Guedioura also has particular memories of the medical team during his time and, having just missed a reunion with Steve Kemp within the England set-up when taking on his recent employment, did however manage to meet up with Phil Hayward, who was out working with tennis star Andy Murray at a tournament in Qatar.

It wasn’t just a meet-up either, as there was the chance to enjoy a spot of the racket sport of ‘padel’.  A game of doubles even including the legend Murray himself.  “A great experience,” Guedioura enthused.

Now, though, it is time to look ahead.

Alongside his current coaching role and also working with beIN Sports, Guedioura is studying not just for his coaching badges but also a Masters in Sports Directorship.

The pull of one day returning to football is a very powerful one.

“I would love to stay involved in football in the long term if I can,” he explains.

“Football is my passion, it is something that I know and something that I love.

“Being a footballer was a privilege and was always something special, and all the years I spent at different clubs, especially in England, were totally different experiences and helped me learn a lot.

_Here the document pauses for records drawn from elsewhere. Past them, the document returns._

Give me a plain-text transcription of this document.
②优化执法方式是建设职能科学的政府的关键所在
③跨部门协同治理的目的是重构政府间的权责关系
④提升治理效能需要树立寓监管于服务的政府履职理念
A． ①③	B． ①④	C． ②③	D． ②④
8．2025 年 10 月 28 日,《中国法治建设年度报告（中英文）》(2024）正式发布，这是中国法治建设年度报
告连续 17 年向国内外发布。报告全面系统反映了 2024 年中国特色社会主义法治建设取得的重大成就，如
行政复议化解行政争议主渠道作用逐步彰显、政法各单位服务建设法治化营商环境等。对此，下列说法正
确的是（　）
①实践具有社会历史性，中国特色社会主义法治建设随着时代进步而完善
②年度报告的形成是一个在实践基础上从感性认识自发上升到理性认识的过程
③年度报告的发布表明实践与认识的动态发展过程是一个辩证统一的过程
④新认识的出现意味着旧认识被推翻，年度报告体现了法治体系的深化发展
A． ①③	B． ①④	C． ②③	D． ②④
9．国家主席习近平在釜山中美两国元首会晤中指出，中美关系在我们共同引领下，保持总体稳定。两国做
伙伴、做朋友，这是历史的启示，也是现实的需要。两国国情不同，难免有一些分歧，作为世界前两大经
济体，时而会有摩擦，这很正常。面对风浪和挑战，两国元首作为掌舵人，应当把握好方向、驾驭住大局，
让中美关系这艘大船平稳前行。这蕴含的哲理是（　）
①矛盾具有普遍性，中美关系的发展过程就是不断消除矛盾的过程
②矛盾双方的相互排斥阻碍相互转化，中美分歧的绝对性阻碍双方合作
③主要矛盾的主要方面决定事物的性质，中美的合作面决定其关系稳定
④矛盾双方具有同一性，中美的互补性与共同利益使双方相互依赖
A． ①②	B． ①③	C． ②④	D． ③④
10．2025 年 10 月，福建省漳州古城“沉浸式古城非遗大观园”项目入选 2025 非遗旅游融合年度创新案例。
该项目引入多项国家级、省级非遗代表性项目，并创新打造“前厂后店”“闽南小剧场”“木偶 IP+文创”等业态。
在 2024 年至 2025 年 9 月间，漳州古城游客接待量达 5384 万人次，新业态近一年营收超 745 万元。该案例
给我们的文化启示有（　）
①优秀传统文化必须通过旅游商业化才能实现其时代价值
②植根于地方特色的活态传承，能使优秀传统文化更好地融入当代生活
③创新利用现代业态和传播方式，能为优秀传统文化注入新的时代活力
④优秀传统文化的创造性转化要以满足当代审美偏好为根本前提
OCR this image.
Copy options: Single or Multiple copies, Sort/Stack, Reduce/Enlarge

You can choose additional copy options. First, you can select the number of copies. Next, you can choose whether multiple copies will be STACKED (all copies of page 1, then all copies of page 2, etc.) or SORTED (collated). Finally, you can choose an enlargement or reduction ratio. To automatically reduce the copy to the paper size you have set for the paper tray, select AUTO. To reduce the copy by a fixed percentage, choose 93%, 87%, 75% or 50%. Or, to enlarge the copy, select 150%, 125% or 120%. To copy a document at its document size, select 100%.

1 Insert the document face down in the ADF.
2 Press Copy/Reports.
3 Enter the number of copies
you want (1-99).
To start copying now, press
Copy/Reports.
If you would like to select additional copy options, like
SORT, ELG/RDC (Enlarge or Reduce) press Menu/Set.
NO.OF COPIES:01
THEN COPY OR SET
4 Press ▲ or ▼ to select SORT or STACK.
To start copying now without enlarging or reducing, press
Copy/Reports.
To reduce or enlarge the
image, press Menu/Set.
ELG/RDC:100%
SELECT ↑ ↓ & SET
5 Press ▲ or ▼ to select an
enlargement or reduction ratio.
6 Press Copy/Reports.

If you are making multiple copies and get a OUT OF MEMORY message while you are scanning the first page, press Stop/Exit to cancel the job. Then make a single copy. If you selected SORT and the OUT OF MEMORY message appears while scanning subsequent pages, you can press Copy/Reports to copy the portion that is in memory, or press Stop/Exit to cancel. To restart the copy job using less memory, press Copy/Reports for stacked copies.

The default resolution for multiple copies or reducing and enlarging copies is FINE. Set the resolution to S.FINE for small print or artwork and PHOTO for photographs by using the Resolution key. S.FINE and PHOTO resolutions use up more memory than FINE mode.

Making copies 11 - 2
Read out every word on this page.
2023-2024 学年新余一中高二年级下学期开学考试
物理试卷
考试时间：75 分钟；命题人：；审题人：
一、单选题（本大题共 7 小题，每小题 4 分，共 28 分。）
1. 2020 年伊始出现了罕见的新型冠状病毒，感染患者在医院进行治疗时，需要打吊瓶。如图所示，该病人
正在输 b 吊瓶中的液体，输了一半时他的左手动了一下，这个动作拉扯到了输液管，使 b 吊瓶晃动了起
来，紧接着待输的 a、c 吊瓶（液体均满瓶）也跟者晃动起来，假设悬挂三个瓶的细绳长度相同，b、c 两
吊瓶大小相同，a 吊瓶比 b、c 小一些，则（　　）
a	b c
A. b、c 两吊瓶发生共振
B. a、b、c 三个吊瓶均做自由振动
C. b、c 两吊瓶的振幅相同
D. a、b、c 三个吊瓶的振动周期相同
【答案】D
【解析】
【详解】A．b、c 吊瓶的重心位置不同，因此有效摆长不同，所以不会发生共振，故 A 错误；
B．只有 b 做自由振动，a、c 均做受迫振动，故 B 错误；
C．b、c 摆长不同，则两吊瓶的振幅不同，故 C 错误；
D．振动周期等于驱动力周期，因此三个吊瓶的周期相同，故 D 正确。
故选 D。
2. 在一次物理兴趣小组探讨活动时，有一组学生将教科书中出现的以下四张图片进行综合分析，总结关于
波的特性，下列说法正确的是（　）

“I was always looking at how clubs can improve and do better, and I always felt it was something I would love to be involved in during the future – that is my focus and what I am working towards.”

A likeable personality whose cheery and welcoming demeanour masks a fierce and relentless desire to succeed, Guedioura’s approach and attitude will give him every chance of succeeding with whatever footballing role he turns his attention to.

And so, just as he hopes the Premier League won’t see the last of Wolves, Forest and Palace this season, maybe English football hasn’t yet seen the last of him either.